Brennan Center For Justice 
Are They Allowed to Do That?
[2013] A Breakdown of Selected Government Surveillance Programs
[excerpt]

Over the past six years, the NSA has obtained unprecedented access to the data processed by nine leading U.S. internet companies. This was facilitated by a computer network named PRISM. The companies involved include Google, Facebook, Skype, and Apple. Limitations on the NSA’s access are the source of current debate. Initial reports, which have since been qualified, said that the NSA can “pull anything it likes” from the companies’ servers. Government officials and corporate executives have responded that the NSA only obtains data with court approval and with the knowledge of the companies. Some companies have also denied knowledge of PRISM.

***

To collect the kind of phone records it did from Verizon, the government must obtain a Section 215 order from the Foreign Intelligence Surveillance Court (FISA court) — a federal court established under FISA which oversees government applications to conduct surveillance for the purposes of obtaining foreign intelligence. The request for the order, and the court’s ruling, are classified. The number of Section 215 orders has soared in recent years, from just 21 applications in 2009 to 212 applications in 2012. None of the applications in 2012 were denied by the FISA court. Classified reports about these applications are submitted to Congress’s intelligence and judiciary committees. Unclassified aggregate numbers, such as the above, are sent to Congress annually.

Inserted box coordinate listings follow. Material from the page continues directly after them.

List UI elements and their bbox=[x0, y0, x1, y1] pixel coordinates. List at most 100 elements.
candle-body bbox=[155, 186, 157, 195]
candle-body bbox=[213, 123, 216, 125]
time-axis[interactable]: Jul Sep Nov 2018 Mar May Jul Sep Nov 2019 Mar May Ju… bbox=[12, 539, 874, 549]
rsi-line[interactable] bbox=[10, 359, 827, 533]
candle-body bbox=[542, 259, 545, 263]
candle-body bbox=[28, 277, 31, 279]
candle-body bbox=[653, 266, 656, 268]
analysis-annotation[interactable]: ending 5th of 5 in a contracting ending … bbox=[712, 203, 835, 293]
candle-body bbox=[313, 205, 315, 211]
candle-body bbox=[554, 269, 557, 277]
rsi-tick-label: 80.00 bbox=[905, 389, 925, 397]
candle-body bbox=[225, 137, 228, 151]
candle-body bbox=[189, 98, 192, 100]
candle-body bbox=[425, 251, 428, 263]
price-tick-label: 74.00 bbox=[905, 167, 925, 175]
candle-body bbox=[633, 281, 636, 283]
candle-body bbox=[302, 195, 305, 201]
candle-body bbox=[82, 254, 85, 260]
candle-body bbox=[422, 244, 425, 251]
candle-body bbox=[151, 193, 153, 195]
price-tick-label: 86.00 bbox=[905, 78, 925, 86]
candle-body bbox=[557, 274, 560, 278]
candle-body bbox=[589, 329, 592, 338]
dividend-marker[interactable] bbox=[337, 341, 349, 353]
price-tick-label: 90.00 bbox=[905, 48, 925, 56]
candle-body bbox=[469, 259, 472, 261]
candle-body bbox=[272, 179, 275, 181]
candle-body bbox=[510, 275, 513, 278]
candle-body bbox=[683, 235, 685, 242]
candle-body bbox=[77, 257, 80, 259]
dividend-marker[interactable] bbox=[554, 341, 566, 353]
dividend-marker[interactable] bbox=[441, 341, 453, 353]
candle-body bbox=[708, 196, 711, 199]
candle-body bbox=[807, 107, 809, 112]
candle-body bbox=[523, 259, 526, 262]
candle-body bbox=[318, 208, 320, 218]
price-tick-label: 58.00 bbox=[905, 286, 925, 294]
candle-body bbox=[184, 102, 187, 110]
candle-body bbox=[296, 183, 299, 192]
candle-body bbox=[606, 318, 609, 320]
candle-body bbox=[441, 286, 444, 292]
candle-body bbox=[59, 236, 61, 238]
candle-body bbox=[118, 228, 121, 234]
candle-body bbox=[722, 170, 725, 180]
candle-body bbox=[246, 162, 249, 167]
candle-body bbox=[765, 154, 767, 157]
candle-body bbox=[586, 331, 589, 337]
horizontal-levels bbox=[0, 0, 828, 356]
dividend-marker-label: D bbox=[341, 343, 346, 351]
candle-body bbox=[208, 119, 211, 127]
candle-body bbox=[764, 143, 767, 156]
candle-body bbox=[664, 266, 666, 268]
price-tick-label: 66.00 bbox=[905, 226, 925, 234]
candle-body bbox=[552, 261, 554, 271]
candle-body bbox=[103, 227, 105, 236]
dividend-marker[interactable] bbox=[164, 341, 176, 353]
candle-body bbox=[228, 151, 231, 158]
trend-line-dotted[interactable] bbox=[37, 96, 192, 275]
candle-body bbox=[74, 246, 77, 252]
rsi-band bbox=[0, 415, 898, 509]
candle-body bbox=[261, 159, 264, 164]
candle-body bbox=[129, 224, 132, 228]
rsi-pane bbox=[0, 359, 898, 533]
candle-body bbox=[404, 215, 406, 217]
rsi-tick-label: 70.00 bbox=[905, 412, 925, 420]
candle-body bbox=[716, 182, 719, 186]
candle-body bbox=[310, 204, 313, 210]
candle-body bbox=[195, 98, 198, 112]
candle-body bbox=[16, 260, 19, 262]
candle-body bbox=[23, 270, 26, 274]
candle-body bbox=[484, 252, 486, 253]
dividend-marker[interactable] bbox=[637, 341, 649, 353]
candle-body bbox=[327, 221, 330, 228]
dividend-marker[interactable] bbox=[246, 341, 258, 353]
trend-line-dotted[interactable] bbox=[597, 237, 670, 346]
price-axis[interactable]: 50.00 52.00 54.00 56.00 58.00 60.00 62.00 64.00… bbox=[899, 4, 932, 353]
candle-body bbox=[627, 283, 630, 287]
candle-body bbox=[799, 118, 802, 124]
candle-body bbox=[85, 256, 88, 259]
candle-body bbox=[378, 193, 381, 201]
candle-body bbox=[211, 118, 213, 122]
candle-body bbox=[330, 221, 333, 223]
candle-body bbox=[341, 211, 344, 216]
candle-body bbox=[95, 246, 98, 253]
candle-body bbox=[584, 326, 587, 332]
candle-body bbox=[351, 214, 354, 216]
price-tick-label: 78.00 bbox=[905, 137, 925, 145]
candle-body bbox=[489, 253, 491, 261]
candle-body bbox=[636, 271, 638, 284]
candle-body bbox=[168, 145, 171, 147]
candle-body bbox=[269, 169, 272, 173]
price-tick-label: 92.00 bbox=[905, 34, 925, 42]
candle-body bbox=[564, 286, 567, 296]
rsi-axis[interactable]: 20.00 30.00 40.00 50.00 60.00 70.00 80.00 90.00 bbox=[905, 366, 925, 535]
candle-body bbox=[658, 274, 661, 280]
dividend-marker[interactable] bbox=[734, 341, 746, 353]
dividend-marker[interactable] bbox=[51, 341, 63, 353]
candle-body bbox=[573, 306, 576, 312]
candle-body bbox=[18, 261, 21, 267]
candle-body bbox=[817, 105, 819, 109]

When it comes to Section 702, the law cited for PRISM, the FISA court’s role is more limited. Even though Section 702 does not allow the intentional surveillance of U.S. persons, the government is not required to go before the court to obtain individual surveillance orders. Instead, the court approves the “targeting” and “minimization” procedures described above to limit the amount of information about law-abiding Americans that is intercepted, retained, and disseminated. In deciding whether to approve the procedures, the court reviews whether they are consistent with the Fourth Amendment to the Constitution. But it has no ongoing authority to determine if the government is complying with these procedures, and both the procedures and the court orders relating to them are classified. Some information about Section 702 programs must be reported to Congress’s intelligence and judiciary committees, including significant legal opinions of the FISA court. However, these reports are generally classified and not share.

**

The same questions can be raised about PRISM. Like Section 215, Section 702 is remarkably broad, allowing the government to target non-U.S. persons “reasonably believed to be outside the United States.” However, the NSA has reportedly interpreted that to mean that it need only ensure “51 percent confidence of the target’s ‘foreignness.’” Even if the process works as advertised, it could be wrong nearly half the time. '''Consequently, one of every two people targeted by the NSA may be an American citizen or located in the U.S. The NSA’s training materials call such collection “nothing to worry about.” And even if this practice is deemed consistent with Section 702, it is difficult to see how it comports with the Fourth Amendment, which requires the government to obtain a warrant for much of the information about U.S. persons that is being “inadvertently” collected.